Each department should make sure they will have enough upper level courses; it might
be that some department will not have the staffing or the financial resources to make
this possible.


The Undergraduate Academic Council and the General Education Committee should
examine different models for delivery of the information literacy and oral discourse
requirement, including a closer alignment of these requirements with a student’s
planned academic path.
The Undergraduate Academic Council should reconsider the University’s current
Foreign Language Requirement.
The General Education Committee is looking into this issue and the Chair of
the General Education Committee has been reporting to Council on their
progress regarding this matter. It was mentioned that the foreign language
requirement has been brought to the Council on other occasions and the
Council’s suggestions have been opposed by the language departments. The
University at Albany has a less stringent requirement than many other SUNY
institutions but a more stringent requirement than SUNY mandated.

In advance of every semester, the General Education Committee should send a
reminder to all instructors teaching General Education Courses to include that
information in their course syllabi.
The consensus of the Council was that this should be something done by each department or by
the Dean’s Office instead of the GE committee.

The General Education Committee should publicize information from the petition
and exception process.

The data available from the General Education Committee’s petition and exception
process should be analyzed more systematically and added to other informational
resources used to evaluate student demand and the General Education program
requirements.
The Council agreed that this data would be useful.

Curriculum planning information that departments develop should be available to
students so they can engage in better long-term planning.

The General Education Committee should review the academic progress of students
in highly-sequenced degrees or combined programs to evaluate whether their total
requirements pose a hardship that should be modified to facilitate timely graduation.
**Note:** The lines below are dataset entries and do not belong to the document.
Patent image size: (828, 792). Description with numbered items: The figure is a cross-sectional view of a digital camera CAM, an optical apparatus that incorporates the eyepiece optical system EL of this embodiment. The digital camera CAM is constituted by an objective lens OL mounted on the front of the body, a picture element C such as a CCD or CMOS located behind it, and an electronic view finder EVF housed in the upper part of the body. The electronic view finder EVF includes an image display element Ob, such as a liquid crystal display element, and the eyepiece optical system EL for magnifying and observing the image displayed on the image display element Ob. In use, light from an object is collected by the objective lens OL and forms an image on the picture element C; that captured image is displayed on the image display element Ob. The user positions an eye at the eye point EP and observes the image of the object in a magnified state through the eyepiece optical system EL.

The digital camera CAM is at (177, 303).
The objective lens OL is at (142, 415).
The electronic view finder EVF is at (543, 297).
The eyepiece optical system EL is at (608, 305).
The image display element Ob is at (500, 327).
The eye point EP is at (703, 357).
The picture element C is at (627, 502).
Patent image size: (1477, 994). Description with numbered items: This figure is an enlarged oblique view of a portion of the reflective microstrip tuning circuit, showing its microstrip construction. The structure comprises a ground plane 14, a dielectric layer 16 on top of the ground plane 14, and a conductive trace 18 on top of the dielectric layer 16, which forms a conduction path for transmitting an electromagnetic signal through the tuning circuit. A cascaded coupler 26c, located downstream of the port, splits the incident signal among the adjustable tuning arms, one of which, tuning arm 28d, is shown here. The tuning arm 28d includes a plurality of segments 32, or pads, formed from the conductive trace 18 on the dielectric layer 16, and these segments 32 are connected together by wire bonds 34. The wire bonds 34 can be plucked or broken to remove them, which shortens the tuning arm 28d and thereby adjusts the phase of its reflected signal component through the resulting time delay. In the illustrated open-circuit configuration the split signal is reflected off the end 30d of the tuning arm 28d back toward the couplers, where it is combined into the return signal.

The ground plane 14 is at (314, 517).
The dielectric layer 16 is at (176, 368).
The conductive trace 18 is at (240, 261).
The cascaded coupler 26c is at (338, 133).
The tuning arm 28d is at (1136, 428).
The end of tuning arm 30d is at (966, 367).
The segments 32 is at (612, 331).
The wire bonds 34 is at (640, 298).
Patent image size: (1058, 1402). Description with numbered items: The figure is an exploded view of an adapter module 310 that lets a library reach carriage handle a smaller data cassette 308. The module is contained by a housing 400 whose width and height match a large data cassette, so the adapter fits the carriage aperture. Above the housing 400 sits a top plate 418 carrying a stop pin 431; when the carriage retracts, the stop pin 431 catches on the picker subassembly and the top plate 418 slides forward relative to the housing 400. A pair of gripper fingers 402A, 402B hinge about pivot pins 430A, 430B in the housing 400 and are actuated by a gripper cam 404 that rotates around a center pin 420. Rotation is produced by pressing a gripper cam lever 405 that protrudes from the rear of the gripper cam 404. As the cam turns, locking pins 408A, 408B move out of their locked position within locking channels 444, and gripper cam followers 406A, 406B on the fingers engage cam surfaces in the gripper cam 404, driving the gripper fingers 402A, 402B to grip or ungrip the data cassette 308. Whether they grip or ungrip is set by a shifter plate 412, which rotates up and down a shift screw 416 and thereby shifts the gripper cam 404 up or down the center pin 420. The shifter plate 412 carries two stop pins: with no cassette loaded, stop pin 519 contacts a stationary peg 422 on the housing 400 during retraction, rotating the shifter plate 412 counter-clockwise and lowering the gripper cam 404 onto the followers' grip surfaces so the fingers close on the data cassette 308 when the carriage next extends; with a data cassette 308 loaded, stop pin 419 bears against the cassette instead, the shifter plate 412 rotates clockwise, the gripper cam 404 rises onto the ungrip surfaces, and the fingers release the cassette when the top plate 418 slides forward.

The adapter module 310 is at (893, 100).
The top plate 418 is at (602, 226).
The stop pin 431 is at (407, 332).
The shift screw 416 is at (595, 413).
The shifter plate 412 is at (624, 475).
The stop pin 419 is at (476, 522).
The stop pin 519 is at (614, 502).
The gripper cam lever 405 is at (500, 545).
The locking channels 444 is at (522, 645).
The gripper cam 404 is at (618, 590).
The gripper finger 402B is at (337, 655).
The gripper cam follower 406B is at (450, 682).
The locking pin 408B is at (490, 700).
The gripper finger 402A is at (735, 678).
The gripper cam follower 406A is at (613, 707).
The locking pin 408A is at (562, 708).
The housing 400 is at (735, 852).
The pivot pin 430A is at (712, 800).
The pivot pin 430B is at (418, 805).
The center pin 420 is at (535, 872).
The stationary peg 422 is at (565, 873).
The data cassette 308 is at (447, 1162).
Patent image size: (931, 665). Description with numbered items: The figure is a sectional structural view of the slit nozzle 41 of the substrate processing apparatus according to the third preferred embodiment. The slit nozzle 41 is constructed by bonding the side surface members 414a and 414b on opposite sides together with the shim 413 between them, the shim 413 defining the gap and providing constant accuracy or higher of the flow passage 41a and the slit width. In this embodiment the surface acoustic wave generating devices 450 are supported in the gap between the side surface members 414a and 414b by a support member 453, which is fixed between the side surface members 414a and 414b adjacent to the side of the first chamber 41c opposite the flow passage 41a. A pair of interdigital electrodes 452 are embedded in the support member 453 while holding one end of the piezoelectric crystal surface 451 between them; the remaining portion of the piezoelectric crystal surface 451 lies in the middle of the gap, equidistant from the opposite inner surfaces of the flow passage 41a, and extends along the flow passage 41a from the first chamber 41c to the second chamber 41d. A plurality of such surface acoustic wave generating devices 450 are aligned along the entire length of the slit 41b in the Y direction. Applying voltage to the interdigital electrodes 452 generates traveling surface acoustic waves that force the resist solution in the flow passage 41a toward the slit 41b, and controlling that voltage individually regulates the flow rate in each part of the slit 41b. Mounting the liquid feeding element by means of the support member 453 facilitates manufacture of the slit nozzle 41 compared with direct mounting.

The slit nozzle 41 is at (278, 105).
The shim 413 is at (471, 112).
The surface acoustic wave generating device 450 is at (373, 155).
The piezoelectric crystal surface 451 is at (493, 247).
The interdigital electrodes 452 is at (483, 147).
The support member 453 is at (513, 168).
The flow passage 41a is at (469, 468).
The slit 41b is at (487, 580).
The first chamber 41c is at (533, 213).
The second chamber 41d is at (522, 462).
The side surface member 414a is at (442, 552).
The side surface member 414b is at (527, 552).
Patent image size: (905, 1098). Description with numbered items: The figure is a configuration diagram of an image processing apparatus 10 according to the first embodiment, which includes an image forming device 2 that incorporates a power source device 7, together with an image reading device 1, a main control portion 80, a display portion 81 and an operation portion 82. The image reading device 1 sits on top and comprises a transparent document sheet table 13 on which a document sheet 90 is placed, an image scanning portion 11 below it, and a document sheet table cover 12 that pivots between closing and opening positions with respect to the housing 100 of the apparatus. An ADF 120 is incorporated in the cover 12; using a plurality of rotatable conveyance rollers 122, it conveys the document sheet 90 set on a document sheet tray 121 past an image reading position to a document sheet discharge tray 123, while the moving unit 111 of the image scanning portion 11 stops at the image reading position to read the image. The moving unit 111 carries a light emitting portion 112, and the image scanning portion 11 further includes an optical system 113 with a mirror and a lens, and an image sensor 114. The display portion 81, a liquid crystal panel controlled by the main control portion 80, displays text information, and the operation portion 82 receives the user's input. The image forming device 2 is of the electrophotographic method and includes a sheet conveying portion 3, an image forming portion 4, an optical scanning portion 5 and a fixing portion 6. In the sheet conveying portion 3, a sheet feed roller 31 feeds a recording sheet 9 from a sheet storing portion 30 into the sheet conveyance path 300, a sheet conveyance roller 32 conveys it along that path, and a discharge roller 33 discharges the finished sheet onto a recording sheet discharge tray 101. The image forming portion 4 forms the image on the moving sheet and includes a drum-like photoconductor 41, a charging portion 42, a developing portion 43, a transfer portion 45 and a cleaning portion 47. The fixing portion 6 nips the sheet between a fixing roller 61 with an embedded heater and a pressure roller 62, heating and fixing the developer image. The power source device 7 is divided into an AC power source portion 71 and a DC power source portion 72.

There are at least three issues here:
1) Can students in highly sequenced majors get all the courses they need
to be able to graduate on time?
2) Can transfer students meet these requirements in a timely manner? If
not, what steps should we take to accommodate their needs?
3) Should the GE courses requirements be changed? If so, does the
university have the authority to make some of these changes without
SUNY Central approval? If so, where is the demarcation point between
campus decisions and decisions that need SUNY Central approval?

The University Libraries should explore options to improve access to information for
all university library users.
-Another matter discussed was brought by Steven Doellefeld: whether the GE
committee grants blanket approval for a course whose topic varies from semester to
semester. Some suggested that the topic would need to be more specific before
approving the course. It could be also that the topic matched the description of the
course and also fulfilled the GE requirement. More time was needed to discuss this
matter. The Council will continue the discussion in their next meeting.
Meeting adjourned at 2:30pm
Next meeting will be Thursday, November 19th from 1:30 to 2:30PM –
Room: Terrace Lounge, Campus Center.